This is a beautiful walk and takes in: woods that will soon be carpeted in bluebells, meadow land on the downs, 3 windmills, 3 ancient churches, at least 3 pubs and some very beautiful, unspoilt villages.  We started at hassocks and wound our way through Butchers Wood up to Clayton. The view of the windmills from the churchyard at Clayton can be taken in from a perfectly sited bench, which ranks as our "bench of the month". The walk soon after encompasses the highest point on the downs, Ditchling Beacon (813 ft). There was no view at all from the top today, as we were blanketed in low, scudding cloud, which reminded us both of hiking on the Yorkshire Moors.
We dropped down at Plumpton and stomped our way through to East Chiltington via Novington Manor. Some of these hidden country houses are just incredible. They really must be seen to be believed. A quick visit to the village headquarters (church) and we were off on a whistle stop tour of Sussex churches via Streat and Ditchling. We were on a bit of a march by then to be back at Hassocks by sunset so we had to fly through Ditchling. The village is very, very picturesque though, with a magnificent Tudor house called "Wings Place" next to the church. Apparently the house was part of the divorce settlement to Anne of Cleves from good old 'enri.
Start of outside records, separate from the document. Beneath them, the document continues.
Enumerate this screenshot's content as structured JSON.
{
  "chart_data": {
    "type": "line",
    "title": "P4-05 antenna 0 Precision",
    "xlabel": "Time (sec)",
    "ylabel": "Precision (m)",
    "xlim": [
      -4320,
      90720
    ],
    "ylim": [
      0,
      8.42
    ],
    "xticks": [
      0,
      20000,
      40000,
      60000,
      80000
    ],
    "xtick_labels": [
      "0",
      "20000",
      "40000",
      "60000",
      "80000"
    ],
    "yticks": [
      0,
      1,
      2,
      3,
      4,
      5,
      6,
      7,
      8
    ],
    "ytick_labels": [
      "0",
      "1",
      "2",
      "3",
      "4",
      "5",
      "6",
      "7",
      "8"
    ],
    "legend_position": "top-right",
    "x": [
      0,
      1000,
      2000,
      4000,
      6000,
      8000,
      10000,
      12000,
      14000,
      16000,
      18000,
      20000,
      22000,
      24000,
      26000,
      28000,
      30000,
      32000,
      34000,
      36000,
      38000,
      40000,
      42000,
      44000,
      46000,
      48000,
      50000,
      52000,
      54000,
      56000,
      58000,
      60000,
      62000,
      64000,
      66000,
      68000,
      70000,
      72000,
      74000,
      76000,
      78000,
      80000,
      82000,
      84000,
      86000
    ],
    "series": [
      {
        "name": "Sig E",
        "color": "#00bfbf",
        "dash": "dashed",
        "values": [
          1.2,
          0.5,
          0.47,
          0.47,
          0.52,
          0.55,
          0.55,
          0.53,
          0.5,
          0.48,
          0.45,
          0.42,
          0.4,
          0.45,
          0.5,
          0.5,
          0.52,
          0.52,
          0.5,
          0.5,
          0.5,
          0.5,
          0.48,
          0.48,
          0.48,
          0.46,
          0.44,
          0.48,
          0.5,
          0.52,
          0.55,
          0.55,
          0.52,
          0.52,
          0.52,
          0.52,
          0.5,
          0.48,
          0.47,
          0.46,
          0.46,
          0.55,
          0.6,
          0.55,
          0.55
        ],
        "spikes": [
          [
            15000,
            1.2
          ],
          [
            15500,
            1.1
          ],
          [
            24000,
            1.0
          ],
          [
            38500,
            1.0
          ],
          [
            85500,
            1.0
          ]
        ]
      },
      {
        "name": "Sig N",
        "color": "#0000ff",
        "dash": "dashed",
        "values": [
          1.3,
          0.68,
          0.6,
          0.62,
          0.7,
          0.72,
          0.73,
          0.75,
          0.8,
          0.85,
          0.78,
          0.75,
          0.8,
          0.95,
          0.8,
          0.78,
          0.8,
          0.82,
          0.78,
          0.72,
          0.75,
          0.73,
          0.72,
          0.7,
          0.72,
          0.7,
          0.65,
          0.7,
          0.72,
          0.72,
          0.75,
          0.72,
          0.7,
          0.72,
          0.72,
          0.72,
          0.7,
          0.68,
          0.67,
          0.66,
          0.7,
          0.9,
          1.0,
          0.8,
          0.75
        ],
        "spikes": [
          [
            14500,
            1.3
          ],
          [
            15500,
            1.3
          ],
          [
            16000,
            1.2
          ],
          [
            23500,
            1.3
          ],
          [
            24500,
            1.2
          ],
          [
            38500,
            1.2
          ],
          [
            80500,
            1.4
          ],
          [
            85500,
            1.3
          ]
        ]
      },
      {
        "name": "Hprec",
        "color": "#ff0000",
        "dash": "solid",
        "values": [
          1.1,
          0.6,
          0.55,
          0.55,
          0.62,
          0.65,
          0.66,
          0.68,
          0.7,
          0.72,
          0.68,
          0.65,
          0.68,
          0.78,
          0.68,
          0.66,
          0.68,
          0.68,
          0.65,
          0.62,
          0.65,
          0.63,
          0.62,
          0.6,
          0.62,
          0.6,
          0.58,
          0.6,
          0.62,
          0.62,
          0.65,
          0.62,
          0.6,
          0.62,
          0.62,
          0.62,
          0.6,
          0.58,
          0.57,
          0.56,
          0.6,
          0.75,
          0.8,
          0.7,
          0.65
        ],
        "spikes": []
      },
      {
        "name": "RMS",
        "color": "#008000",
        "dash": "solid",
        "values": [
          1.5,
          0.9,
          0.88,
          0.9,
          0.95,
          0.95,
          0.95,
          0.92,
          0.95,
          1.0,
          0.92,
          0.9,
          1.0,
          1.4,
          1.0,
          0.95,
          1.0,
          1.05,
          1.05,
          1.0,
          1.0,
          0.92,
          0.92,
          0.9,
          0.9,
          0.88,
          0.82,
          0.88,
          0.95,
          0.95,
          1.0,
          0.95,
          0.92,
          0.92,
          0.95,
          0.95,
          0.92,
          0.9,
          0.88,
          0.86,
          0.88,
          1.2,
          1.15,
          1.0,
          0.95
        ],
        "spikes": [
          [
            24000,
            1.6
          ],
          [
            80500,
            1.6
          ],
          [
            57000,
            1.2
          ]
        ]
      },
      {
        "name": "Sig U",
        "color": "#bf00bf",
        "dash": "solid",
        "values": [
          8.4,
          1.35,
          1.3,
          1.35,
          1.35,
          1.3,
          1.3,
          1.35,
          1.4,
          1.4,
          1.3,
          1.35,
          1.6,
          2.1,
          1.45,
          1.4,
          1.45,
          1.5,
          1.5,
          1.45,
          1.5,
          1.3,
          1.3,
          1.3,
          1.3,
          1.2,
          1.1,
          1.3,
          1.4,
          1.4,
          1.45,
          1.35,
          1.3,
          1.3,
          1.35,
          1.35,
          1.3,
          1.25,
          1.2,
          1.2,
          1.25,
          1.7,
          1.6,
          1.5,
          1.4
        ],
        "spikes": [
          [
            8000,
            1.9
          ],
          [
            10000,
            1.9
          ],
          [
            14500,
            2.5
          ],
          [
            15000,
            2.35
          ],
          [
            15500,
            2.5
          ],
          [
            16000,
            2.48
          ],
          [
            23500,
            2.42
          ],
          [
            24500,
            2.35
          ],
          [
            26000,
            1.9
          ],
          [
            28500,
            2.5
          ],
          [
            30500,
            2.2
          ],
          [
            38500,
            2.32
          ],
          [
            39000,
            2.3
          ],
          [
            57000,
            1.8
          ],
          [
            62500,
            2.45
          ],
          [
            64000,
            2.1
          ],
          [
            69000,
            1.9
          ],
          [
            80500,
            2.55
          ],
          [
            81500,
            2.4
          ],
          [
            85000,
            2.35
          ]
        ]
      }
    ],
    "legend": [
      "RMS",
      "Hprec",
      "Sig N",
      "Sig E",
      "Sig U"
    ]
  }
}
The very first part of the walk produced 3 green woodpeckers and 1 great spotted woodpecker

Jack & Jill just above Clayton.
We were lucky to get this view as the cloud soon descended and blocked off all visibility on the downs

A clear patch of weather at one of the dewponds

The view from Ditchling Beacon, the highest point on the downs

The first of many churches, St John the Baptists at Clayton

East Chiltington Church

Streat Church

St Margaret's Church at Ditchling.
The nave is pre 1066 and the south aisle from the 12th century. The church and village are mentioned in the Domesday Book.

Most of the bridges and stiles we used today (of which there were many) were made by the Monday group.
Our thanks and appreciation to them, for all of their hard work.